Why are software patents so odious? It has nothing to do with the patent system itself. The patent system is a generally good system whose benefits typically outweigh any problems that it creates. The problem with software patents comes from a failure on the part of people who are outside of the realm of software development to realize that software design and sales do not operate according to the same rules as other products. Software, if anything, is the quintessential exception to the patent system for products because the relationship that software has to hardware and between buyer and seller does not exist in pharmaceuticals and other patent-dependent industries.
Software development rarely sees the labor and capital-intensive research that is done in industries like the pharmaceutical industry. Not only that, but the cost of entry into the market is ridiculously low compared to other engineering disciplines. Combine that with the fact that the useful life of a significant amount of software is only a few years, and it quickly becomes obvious that the patent system as is presents fundamental problems for technological innovation. A patent that would be fair and justified for a drug company would be outrageous for Microsoft, Apple, IBM or Oracle to receive. Take, for instance, the patents that Microsoft has on its file formats. Each revision of the file formats, and they are usually non-trivial modifications, is only in mainstream use for a few years. Microsoft Office 2003 uses different file formats than Office 2000. What technological and economic good does it do to make competitors beg and plead to Microsoft for licensing rights to implement compatibility with versions of Office that are no longer in mainstream use? None.
Open standards are what drove the development of the computer industry and reduced the cost of IT. Were it not for the Linux/Windows-based PC with a x86 processor, the average cost of a decent computer would not be $500-$1000 the way it is today, but rather it would be closing in on $2,000 the way it was in the mid 1990s. The more unencumbered standards are, the lower the cost of entry is into the market. In fact, the fatal flaw of the argument that standards should be owned and licensed out, is that a company like Microsoft has no reason to license interoperability patents at reasonable costs.
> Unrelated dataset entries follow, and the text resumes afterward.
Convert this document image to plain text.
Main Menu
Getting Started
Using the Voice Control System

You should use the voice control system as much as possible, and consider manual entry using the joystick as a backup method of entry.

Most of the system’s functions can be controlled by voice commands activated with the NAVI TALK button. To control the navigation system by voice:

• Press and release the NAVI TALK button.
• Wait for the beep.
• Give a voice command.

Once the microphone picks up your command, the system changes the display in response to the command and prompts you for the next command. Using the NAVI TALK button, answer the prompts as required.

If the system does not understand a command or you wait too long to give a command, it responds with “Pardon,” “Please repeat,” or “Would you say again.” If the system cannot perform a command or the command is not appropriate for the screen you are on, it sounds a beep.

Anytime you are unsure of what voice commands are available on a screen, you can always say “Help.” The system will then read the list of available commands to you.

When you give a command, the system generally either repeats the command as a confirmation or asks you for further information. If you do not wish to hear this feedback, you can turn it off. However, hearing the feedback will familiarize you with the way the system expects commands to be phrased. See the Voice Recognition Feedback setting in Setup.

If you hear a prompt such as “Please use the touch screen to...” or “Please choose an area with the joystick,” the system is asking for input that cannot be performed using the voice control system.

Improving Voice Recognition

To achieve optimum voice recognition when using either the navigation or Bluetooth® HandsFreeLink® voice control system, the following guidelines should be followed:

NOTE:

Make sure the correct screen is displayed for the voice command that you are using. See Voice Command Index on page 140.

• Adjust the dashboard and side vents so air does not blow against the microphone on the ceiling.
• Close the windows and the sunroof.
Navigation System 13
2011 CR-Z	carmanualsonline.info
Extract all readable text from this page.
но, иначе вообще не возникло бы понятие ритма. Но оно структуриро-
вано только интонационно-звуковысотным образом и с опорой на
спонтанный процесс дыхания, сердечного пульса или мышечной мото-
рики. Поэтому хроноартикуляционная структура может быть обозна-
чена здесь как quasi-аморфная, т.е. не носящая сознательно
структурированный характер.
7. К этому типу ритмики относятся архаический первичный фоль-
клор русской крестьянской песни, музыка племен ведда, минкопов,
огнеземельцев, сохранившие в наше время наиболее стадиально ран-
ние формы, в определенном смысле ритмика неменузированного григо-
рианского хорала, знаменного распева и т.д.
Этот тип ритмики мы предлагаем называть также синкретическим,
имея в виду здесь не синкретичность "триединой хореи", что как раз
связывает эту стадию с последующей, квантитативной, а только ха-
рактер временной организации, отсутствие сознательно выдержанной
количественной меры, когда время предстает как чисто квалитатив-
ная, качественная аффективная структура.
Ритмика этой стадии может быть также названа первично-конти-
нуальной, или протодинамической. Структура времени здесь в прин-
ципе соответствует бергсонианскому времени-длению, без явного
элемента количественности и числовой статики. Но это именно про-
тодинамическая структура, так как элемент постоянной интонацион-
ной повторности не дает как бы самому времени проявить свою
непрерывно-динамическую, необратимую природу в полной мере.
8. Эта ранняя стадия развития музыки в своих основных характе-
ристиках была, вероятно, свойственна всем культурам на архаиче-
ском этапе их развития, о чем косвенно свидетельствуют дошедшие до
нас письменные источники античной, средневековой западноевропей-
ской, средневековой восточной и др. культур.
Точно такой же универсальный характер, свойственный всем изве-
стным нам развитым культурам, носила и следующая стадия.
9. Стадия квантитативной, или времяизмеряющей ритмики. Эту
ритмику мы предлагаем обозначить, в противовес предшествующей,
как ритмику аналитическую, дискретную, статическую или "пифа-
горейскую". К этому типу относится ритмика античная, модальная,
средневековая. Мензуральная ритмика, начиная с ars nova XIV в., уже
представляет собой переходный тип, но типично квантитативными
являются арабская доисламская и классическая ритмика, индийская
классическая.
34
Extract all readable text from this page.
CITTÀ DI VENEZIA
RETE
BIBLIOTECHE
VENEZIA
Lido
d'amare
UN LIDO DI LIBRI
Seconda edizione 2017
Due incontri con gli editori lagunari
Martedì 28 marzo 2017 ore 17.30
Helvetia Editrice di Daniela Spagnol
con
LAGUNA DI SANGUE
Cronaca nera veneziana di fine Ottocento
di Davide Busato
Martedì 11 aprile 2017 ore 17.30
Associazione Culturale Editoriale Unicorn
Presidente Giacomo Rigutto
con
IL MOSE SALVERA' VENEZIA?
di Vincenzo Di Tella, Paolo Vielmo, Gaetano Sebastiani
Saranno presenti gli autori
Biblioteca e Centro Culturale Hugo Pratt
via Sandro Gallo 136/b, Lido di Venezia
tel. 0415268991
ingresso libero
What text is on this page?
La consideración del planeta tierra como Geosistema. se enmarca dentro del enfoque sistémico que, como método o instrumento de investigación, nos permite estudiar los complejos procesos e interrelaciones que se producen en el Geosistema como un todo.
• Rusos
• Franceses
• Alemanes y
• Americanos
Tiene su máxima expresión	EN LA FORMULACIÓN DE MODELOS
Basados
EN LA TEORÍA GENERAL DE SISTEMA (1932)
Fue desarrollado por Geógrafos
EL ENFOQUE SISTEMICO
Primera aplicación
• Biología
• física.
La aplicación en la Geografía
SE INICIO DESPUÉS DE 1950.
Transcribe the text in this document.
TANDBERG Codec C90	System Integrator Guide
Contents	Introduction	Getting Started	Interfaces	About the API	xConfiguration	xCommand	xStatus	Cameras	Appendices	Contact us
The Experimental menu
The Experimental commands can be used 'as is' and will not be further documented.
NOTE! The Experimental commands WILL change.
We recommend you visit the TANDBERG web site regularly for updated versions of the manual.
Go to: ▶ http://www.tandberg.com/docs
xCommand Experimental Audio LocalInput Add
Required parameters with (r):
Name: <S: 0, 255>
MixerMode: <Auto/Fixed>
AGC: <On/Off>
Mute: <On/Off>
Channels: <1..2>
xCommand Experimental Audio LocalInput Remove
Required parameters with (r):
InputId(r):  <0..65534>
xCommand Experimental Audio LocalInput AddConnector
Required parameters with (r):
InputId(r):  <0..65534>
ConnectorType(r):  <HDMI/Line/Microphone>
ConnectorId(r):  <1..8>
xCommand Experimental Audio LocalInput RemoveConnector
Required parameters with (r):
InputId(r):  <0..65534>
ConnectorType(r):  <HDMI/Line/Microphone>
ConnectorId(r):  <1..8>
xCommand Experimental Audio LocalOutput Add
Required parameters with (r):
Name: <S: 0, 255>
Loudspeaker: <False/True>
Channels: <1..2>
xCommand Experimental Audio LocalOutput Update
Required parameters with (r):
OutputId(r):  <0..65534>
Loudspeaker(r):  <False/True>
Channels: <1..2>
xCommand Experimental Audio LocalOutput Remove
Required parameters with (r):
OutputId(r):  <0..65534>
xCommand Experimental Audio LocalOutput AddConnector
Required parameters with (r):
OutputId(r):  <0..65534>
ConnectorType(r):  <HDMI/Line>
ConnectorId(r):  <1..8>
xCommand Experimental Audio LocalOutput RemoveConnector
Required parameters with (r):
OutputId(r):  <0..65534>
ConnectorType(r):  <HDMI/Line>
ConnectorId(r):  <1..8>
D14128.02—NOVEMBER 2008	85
The world that software patent supporters would create is one in which a customer's data can be legally held hostage by one vendor because another vendor cannot provide a means for the customer to shift their data to a new format without their current vendor's permission. This presents, obviously, a fundamental intellectual property conflict. The copyright holder cannot easily and legally control their copyrighted data's digital representation without the permission of a patent holder.
I think a lot of the confusion over and support of software patents comes from a fundamental ignorance about software development on the part of the attorneys and businessmen who support them. File formats, network protocols and other patentable computer concepts are not analogous to physical products, rather they are a way of representing a conversation between programs or a quantity of data. What should be patentable, if anything, is not Microsoft's file formats, but the algorithm that they use to generate them, and that's another area where there is confusion. Two algorithms may independently implement the same thing.